Tavoli tecnici e partecipazione: parlavano del infermiere, raramente con l’infermiere
Il 2025 ha visto numerosi tavoli e comitati. Ma la partecipazione reale degli operatori di prima linea — quelli che quotidianamente gestiscono carichi di lavoro e complessità cliniche — è stata spesso limitata. Ciò ha generato piani e linee guida che non sempre rispondono ai vincoli pratici dei reparti: coperture di turno, turnazioni impreviste, mancanza di tempo per la formazione continua e burn-out. Le decisioni prese lontano dalla pratica rischiano di restare scollegate dai reali bisogni clinici.
Impatto sui professionisti e sulla qualità dell’assistenza
Il quadro descritto ha conseguenze tangibili:
- Aumento del carico di lavoro e del ricorso all’organizzazione “di fortuna”;
- Riduzione delle opportunità di formazione e carriera per molti infermieri;
- Crescente mismatch tra competenze richieste e risorse disponibili;
- Rischio per la qualità dell’assistenza quando gli organici non sono adeguati.
In sintesi, il “miracolo” che ha mantenuto operativo il SSN nel 2025 è stato spesso il frutto della resilienza individuale e dello spirito di adattamento degli infermieri, non di investimenti strutturali.
Cosa deve cambiare nel 2026: priorità concrete per trasformare le promesse in fatti
Per evitare che il ciclo degli annunci si ripeta, il 2026 richiede misure concrete, verificabili e misurate. Tra le priorità operative:
- Finanziamento mirato e tempi di attuazione certi per l’attivazione delle lauree specialistiche e per i percorsi formativi degli infermieri specialisti.
- Piani di stabilizzazione del personale docente e clinico per garantire che i corsi non restino solo declamati.
- Indicatori e monitoraggio: obiettivi misurabili (numeri di professionisti formati, posti attivati nelle Case di Comunità, rapporto infermiere-paziente) per valutare l’attuazione delle riforme.
- Coinvolgimento reale degli operatori: rappresentanza diretta di infermieri di prima linea nelle decisioni operative e nei tavoli tecnici.

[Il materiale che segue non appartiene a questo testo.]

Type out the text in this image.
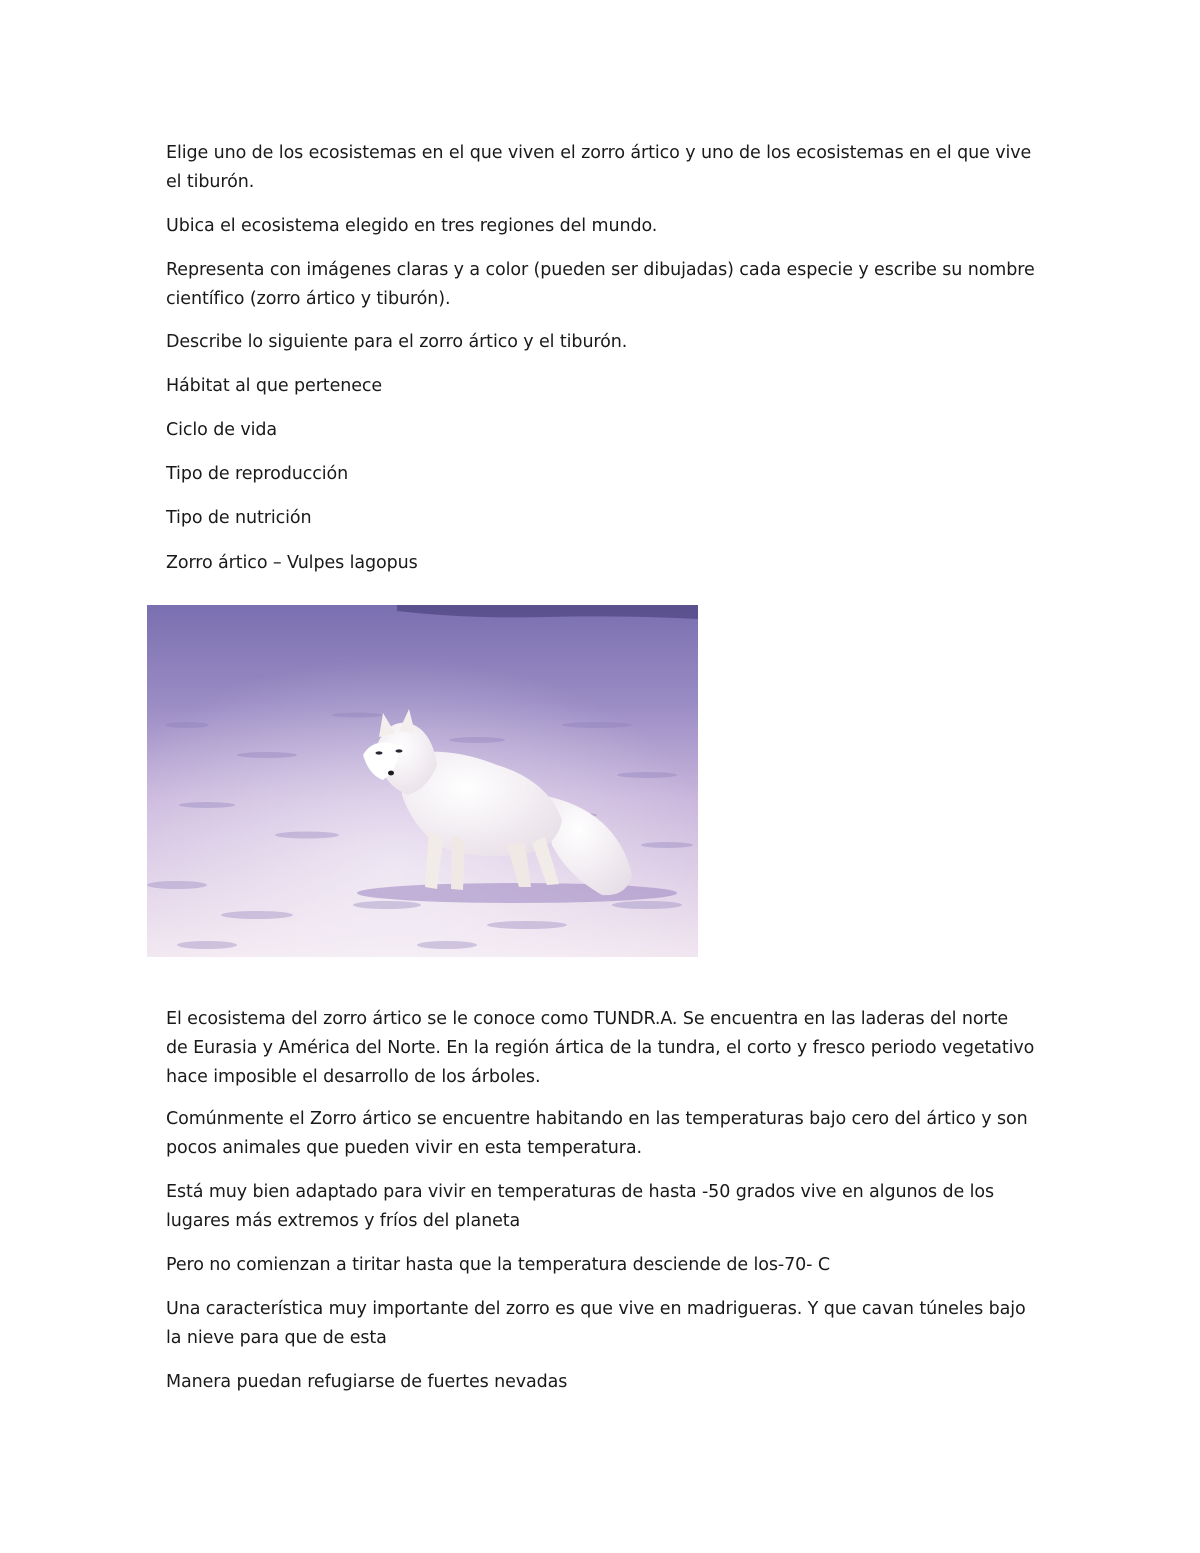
Elige uno de los ecosistemas en el que viven el zorro ártico y uno de los ecosistemas en el que vive
el tiburón.

Ubica el ecosistema elegido en tres regiones del mundo.

Representa con imágenes claras y a color (pueden ser dibujadas) cada especie y escribe su nombre
científico (zorro ártico y tiburón).

Describe lo siguiente para el zorro ártico y el tiburón.

Hábitat al que pertenece

Ciclo de vida

Tipo de reproducción

Tipo de nutrición

Zorro ártico – Vulpes lagopus

El ecosistema del zorro ártico se le conoce como TUNDR.A. Se encuentra en las laderas del norte
de Eurasia y América del Norte. En la región ártica de la tundra, el corto y fresco periodo vegetativo
hace imposible el desarrollo de los árboles.

Comúnmente el Zorro ártico se encuentre habitando en las temperaturas bajo cero del ártico y son
pocos animales que pueden vivir en esta temperatura.

Está muy bien adaptado para vivir en temperaturas de hasta -50 grados vive en algunos de los
lugares más extremos y fríos del planeta

Pero no comienzan a tiritar hasta que la temperatura desciende de los-70- C

Una característica muy importante del zorro es que vive en madrigueras. Y que cavan túneles bajo
la nieve para que de esta

Manera puedan refugiarse de fuertes nevadas
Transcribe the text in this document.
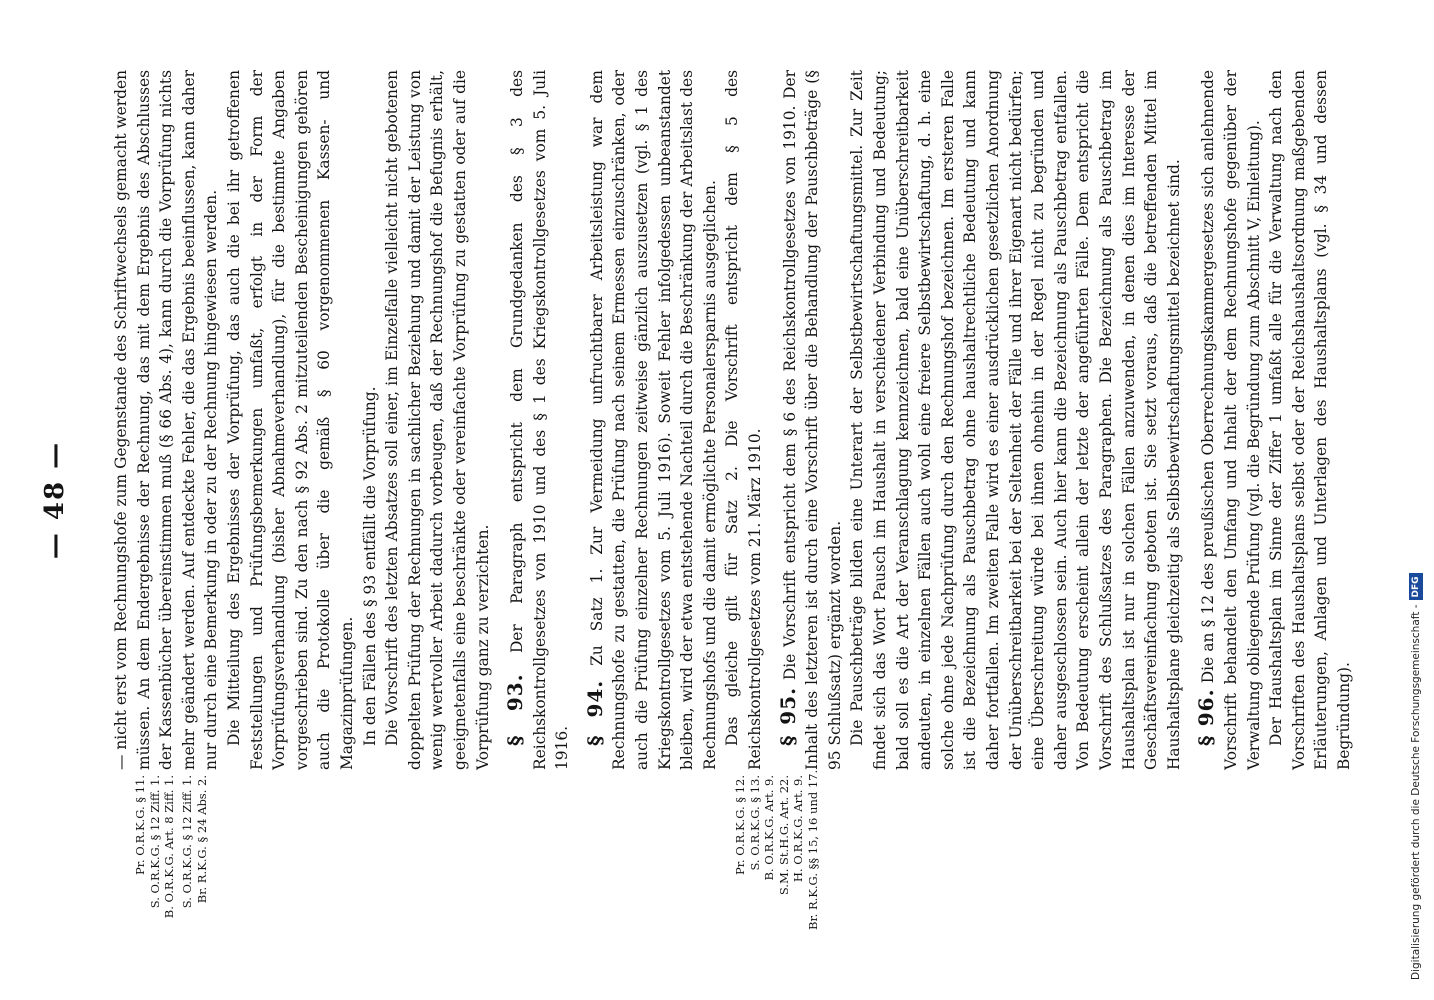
— 48 —
Pr. O.R.K.G. § 11. S. O.R.K.G. § 12 Ziff. 1. B. O.R.K.G. Art. 8 Ziff. 1. S. O.R.K.G. § 12 Ziff. 1. Br. R.K.G. § 24 Abs. 2.	Pr. O.R.K.G. § 12. S. O.R.K.G. § 13. B. O.R.K.G. Art. 9. S.M. St.H.G. Art. 22. H. O.R.K.G. Art. 9. Br. R.K.G. §§ 15, 16 und 17.

— nicht erst vom Rechnungshofe zum Gegenstande des Schriftwechsels gemacht werden müssen. An dem Endergebnisse der Rechnung, das mit dem Ergebnis des Abschlusses der Kassenbücher übereinstimmen muß (§ 66 Abs. 4), kann durch die Vorprüfung nichts mehr geändert werden. Auf entdeckte Fehler, die das Ergebnis beeinflussen, kann daher nur durch eine Bemerkung in oder zu der Rechnung hingewiesen werden. Die Mitteilung des Ergebnisses der Vorprüfung, das auch die bei ihr getroffenen Feststellungen und Prüfungsbemerkungen umfaßt, erfolgt in der Form der Vorprüfungsverhandlung (bisher Abnahmeverhandlung), für die bestimmte Angaben vorgeschrieben sind. Zu den nach § 92 Abs. 2 mitzuteilenden Bescheinigungen gehören auch die Protokolle über die gemäß § 60 vorgenommenen Kassen- und Magazinprüfungen. In den Fällen des § 93 entfällt die Vorprüfung. Die Vorschrift des letzten Absatzes soll einer, im Einzelfalle vielleicht nicht gebotenen doppelten Prüfung der Rechnungen in sachlicher Beziehung und damit der Leistung von wenig wertvoller Arbeit dadurch vorbeugen, daß der Rechnungshof die Befugnis erhält, geeignetenfalls eine beschränkte oder vereinfachte Vorprüfung zu gestatten oder auf die Vorprüfung ganz zu verzichten. § 93. Der Paragraph entspricht dem Grundgedanken des § 3 des Reichskontrollgesetzes von 1910 und des § 1 des Kriegskontrollgesetzes vom 5. Juli 1916.

§ 94. Zu Satz 1. Zur Vermeidung unfruchtbarer Arbeitsleistung war dem Rechnungshofe zu gestatten, die Prüfung nach seinem Ermessen einzuschränken, oder auch die Prüfung einzelner Rechnungen zeitweise gänzlich auszusetzen (vgl. § 1 des Kriegskontrollgesetzes vom 5. Juli 1916). Soweit Fehler infolgedessen unbeanstandet bleiben, wird der etwa entstehende Nachteil durch die Beschränkung der Arbeitslast des Rechnungshofs und die damit ermöglichte Personalersparnis ausgeglichen. Das gleiche gilt für Satz 2. Die Vorschrift entspricht dem § 5 des Reichskontrollgesetzes vom 21. März 1910. § 95. Die Vorschrift entspricht dem § 6 des Reichskontrollgesetzes von 1910. Der Inhalt des letzteren ist durch eine Vorschrift über die Behandlung der Pauschbeträge (§ 95 Schlußsatz) ergänzt worden. Die Pauschbeträge bilden eine Unterart der Selbstbewirtschaftungsmittel. Zur Zeit findet sich das Wort Pausch im Haushalt in verschiedener Verbindung und Bedeutung; bald soll es die Art der Veranschlagung kennzeichnen, bald eine Unüberschreitbarkeit andeuten, in einzelnen Fällen auch wohl eine freiere Selbstbewirtschaftung, d. h. eine solche ohne jede Nachprüfung durch den Rechnungshof bezeichnen. Im ersteren Falle ist die Bezeichnung als Pauschbetrag ohne haushaltrechtliche Bedeutung und kann daher fortfallen. Im zweiten Falle wird es einer ausdrücklichen gesetzlichen Anordnung der Unüberschreitbarkeit bei der Seltenheit der Fälle und ihrer Eigenart nicht bedürfen; eine Überschreitung würde bei ihnen ohnehin in der Regel nicht zu begründen und daher ausgeschlossen sein. Auch hier kann die Bezeichnung als Pauschbetrag entfallen. Von Bedeutung erscheint allein der letzte der angeführten Fälle. Dem entspricht die Vorschrift des Schlußsatzes des Paragraphen. Die Bezeichnung als Pauschbetrag im Haushaltsplan ist nur in solchen Fällen anzuwenden, in denen dies im Interesse der Geschäftsvereinfachung geboten ist. Sie setzt voraus, daß die betreffenden Mittel im Haushaltsplane gleichzeitig als Selbstbewirtschaftungsmittel bezeichnet sind. § 96. Die an § 12 des preußischen Oberrechnungskammergesetzes sich anlehnende Vorschrift behandelt den Umfang und Inhalt der dem Rechnungshofe gegenüber der Verwaltung obliegende Prüfung (vgl. die Begründung zum Abschnitt V, Einleitung). Der Haushaltsplan im Sinne der Ziffer 1 umfaßt alle für die Verwaltung nach den Vorschriften des Haushaltsplans selbst oder der Reichshaushaltsordnung maßgebenden Erläuterungen, Anlagen und Unterlagen des Haushaltsplans (vgl. § 34 und dessen Begründung).	Digitalisierung gefördert durch die Deutsche Forschungsgemeinschaft -
DFG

- Investimenti su organici e welfare del personale per ridurre il ricorso al sovraccarico e prevenire il burn-out.
- Piani territoriali integrati che rendano le Case di Comunità effettive punti di cura e non semplici strutture amministrative.
- Una seria politica salariale che adegui gli stipendi degli infermieri agli standard europei.
Queste azioni, coordinate e con scadenze definite, possono trasformare gli annunci in impatto reale per i cittadini e per i professionisti.
Conclusione: dalle parole ai reparti, un esame per il 2026
Il 2025 ha insegnato che l’infermieristica italiana è riuscita a sorreggere il SSN grazie alla dedizione e all’adattamento degli operatori, ma non è sostenibile che la resilienza personale sostituisca le riforme strutturali. Le istituzioni hanno davanti a sé un test pratico: dimostrare che le promesse possono scendere dai palazzi fino ai corridoi. Se il 2026 saprà mettere in campo misure verificabili — finanziamento, formazione, politica salariale, organici e partecipazione — allora potremo parlare davvero di svolta.
Altrimenti, la rivoluzione annunciata resterà, ancora una volta, sulla carta.
Buon 2026 da tutto lo Staff di NurseTimes!